Die Absenderzeile wird automatisch ausgefüllt. Darüber hinaus ist auch die Angabe des eigenen Aktenzeichens, des Aktenzeichens der Gegenseite und des gerichtlichen Aktenzeichens möglich.

Über einen entsprechenden Button können Anhänge zur Nachricht hochgeladen werden. In der Regel wird es sich dabei um Schriftsätze und deren Anlagen handeln. Bezüglich der Nachrichtengröße und der Anzahl der Anhänge orientiert sich das beA an den Vorgaben der Justiz, die voraussichtlich der Hauptadressat von beA-Nachrichten sein wird. Da eine Nachricht gleichzeitig an mehrere Empfänger adressiert werden kann, z.B. an ein Gericht und einen Anwalt, kann für die Kommunikation zwischen Rechtsanwälten nichts anderes gelten. Nach den Vorgaben des Justizstandards dürfen Nachrichten derzeit nicht größer als 30 MB sein und nicht mehr als 100 Anhänge umfassen. Eine Erweiterung der zulässigen Nachrichtengröße und Anzahl der Anhänge wird derzeit diskutiert.

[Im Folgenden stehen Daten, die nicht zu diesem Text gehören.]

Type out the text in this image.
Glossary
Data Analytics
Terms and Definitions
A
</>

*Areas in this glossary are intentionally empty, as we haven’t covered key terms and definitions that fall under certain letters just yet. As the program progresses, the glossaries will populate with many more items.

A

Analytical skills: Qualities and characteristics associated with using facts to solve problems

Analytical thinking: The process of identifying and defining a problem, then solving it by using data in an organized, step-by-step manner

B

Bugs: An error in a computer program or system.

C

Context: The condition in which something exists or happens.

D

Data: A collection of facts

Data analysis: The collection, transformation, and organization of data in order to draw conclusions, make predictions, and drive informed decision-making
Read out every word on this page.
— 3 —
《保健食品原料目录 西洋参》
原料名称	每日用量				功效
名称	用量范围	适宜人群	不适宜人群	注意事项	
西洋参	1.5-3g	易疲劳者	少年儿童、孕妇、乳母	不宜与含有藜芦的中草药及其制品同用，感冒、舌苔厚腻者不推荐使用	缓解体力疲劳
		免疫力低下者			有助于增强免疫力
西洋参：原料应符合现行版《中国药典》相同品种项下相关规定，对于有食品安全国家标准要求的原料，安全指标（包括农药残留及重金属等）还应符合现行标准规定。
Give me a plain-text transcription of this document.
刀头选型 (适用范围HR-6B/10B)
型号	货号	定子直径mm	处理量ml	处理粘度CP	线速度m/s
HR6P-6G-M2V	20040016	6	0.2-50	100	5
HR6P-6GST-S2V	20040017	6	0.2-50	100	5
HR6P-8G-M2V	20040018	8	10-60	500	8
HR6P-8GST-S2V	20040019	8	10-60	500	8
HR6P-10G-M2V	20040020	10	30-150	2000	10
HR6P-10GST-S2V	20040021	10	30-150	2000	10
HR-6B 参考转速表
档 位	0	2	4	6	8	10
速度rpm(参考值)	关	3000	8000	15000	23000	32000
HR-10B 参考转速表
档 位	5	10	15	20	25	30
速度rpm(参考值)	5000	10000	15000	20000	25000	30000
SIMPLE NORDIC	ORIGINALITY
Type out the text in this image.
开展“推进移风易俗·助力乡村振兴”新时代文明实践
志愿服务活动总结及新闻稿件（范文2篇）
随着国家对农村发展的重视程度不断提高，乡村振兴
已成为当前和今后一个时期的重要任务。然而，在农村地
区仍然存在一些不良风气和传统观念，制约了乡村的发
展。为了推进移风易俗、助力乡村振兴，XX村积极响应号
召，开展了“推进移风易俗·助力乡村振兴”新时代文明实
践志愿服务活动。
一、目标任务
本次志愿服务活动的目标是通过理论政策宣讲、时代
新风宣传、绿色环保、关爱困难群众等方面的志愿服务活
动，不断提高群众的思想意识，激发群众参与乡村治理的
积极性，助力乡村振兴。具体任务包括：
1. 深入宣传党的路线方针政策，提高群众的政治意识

Die verwendbaren Dateiformate richten sich nach den Rechtsverordnungen der Länder, das beA macht hier keine Vorgaben. Einschränkungen wird es nur bei Dateiendungen geben, die eindeutig auf eine Schadsoftware hinweisen.

Qualifizierte elektronische Signatur

Bis zum 31.12.2017 müssen Schriftsätze, die über das beA verschickt werden, qualifiziert elektronisch signiert werden. Das beA wird so konstruiert, dass bis zu diesem Zeitpunkt Nachrichten mit Anhängen, die als Schriftsatz gekennzeichnet sind, nicht unsigniert versendet werden können.

Am 01.01.2018 tritt dann der neue § 130a ZPO in Kraft. Danach können Dokumente auch ohne Einsatz der qualifizierten elektronischen Signatur bei Gericht eingereicht werden, wenn dies auf einem sicheren Übermittlungsweg – als solches gilt das beA – geschieht. Das gilt allerdings nur, wenn die Dokumente vom Postfachinhaber selbst – also dem Rechtsanwalt – übersandt werden. Übernimmt ein Mitarbeiter die Versendung, müssen die Dokumente auch nach dem 01.01.2018 qualifiziert elektronisch signiert werden.